TTT London – Liu Xiaoming, China’s outspoken ambassador to the UK, is about to end his decade-long service in London, although the information has yet to be officially announced by the Chinese Foreign Ministry, according to the South China Morning Post and the Guardian.
Liu is the longest-serving Chinese ambassador to the UK and witnessed the ebb and flow of the relationship between China and the United Kingdom, which reached its zenith in 2015, when Xi Jinping, the current leader of the Chinese Communist Party, paid a state visit to the UK.
The honeymoon did not last long, however, as the two countries were at odds on human rights issues in Xinjiang province, followed by the enactment of the National Security Law on Hong Kong in 2019, a move deemed to have breached the UK-China joint declaration.
In several interviews, Liu, as the top diplomat, repeatedly denied all allegations, claiming there have been human rights infringements against the Uyghurs in Xinjiang.
He also threatened the UK saying London would “bear the consequences” should it exclude Huawei as a supplier of the UK’s 5G infrastructure.
He also warned the left wing Guardian newspaper not to refer to Taiwan’s top diplomat as a ‘Foreign Minister’ claiming “The Central People’s Government of the PRC is the sole legitimate government representing China.”
A series of aggressive speeches have made him one, if not the most renowned figure of China’s “wolf-warrior diplomacy” on the world stage.
Liu’s vacancy will be fill-in by Zheng Zeguang, an alumnus of the University of Cardiff who graduated in 1986.
Zheng’s own diplomatic career started in the U.S. where he has spent two decades before returning to China in preparation for promotion.
He is now the deputy Foreign Minister, a pundit on US-China relations, and a vocal critic who often pushes back against American accusations on trade, as interfering of internal affairs, and also human rights agendas.

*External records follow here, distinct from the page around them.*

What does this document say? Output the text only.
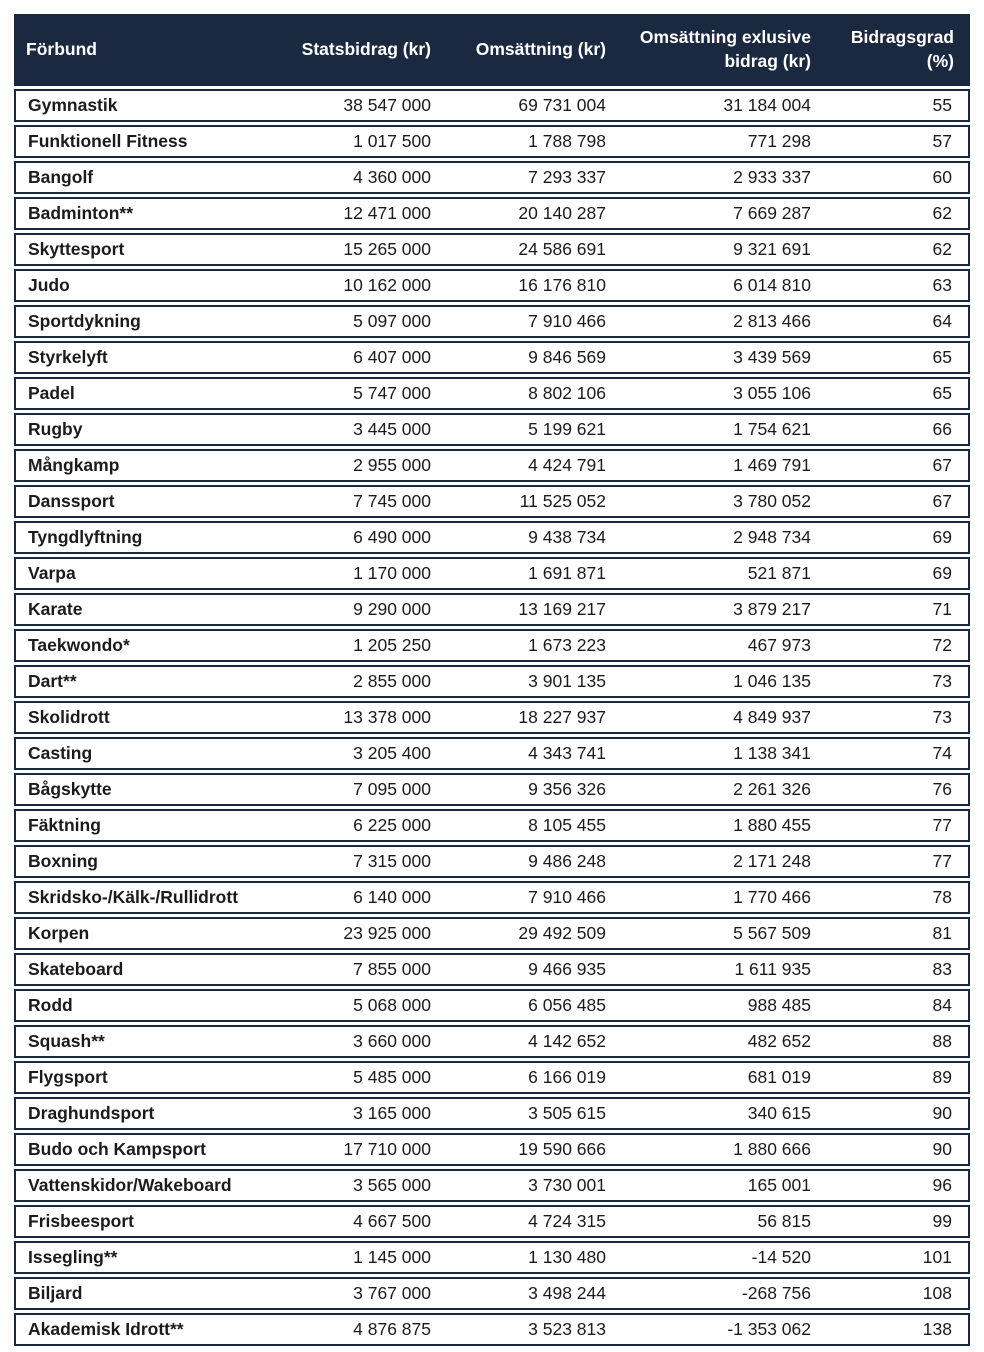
Förbund	Statsbidrag (kr)	Omsättning (kr)	Omsättning exlusive bidrag (kr)	Bidragsgrad (%)
Gymnastik	38 547 000	69 731 004	31 184 004	55
Funktionell Fitness	1 017 500	1 788 798	771 298	57
Bangolf	4 360 000	7 293 337	2 933 337	60
Badminton**	12 471 000	20 140 287	7 669 287	62
Skyttesport	15 265 000	24 586 691	9 321 691	62
Judo	10 162 000	16 176 810	6 014 810	63
Sportdykning	5 097 000	7 910 466	2 813 466	64
Styrkelyft	6 407 000	9 846 569	3 439 569	65
Padel	5 747 000	8 802 106	3 055 106	65
Rugby	3 445 000	5 199 621	1 754 621	66
Mångkamp	2 955 000	4 424 791	1 469 791	67
Danssport	7 745 000	11 525 052	3 780 052	67
Tyngdlyftning	6 490 000	9 438 734	2 948 734	69
Varpa	1 170 000	1 691 871	521 871	69
Karate	9 290 000	13 169 217	3 879 217	71
Taekwondo*	1 205 250	1 673 223	467 973	72
Dart**	2 855 000	3 901 135	1 046 135	73
Skolidrott	13 378 000	18 227 937	4 849 937	73
Casting	3 205 400	4 343 741	1 138 341	74
Bågskytte	7 095 000	9 356 326	2 261 326	76
Fäktning	6 225 000	8 105 455	1 880 455	77
Boxning	7 315 000	9 486 248	2 171 248	77
Skridsko-/Kälk-/Rullidrott	6 140 000	7 910 466	1 770 466	78
Korpen	23 925 000	29 492 509	5 567 509	81
Skateboard	7 855 000	9 466 935	1 611 935	83
Rodd	5 068 000	6 056 485	988 485	84
Squash**	3 660 000	4 142 652	482 652	88
Flygsport	5 485 000	6 166 019	681 019	89
Draghundsport	3 165 000	3 505 615	340 615	90
Budo och Kampsport	17 710 000	19 590 666	1 880 666	90
Vattenskidor/Wakeboard	3 565 000	3 730 001	165 001	96
Frisbeesport	4 667 500	4 724 315	56 815	99
Issegling**	1 145 000	1 130 480	-14 520	101
Biljard	3 767 000	3 498 244	-268 756	108
Akademisk Idrott**	4 876 875	3 523 813	-1 353 062	138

Many expected that Zheng would in fact replace Cui Tiankai, China’s controversial ambassador to the US, who is also nearing retirement.
His appointment means China will need to find other candidates to fill that gap.
Zheng will continue the unfinished issues on the lingering Hong Kong unrest, climate emergency forum, and a potential China-UK trade deal as the UK parts from the EU on Friday.
While the bilateral relationship is expected to be rather bumpy in the foreseeable future, one thing for sure is that the ‘Wolf-warrior Diplomacy’ will go on.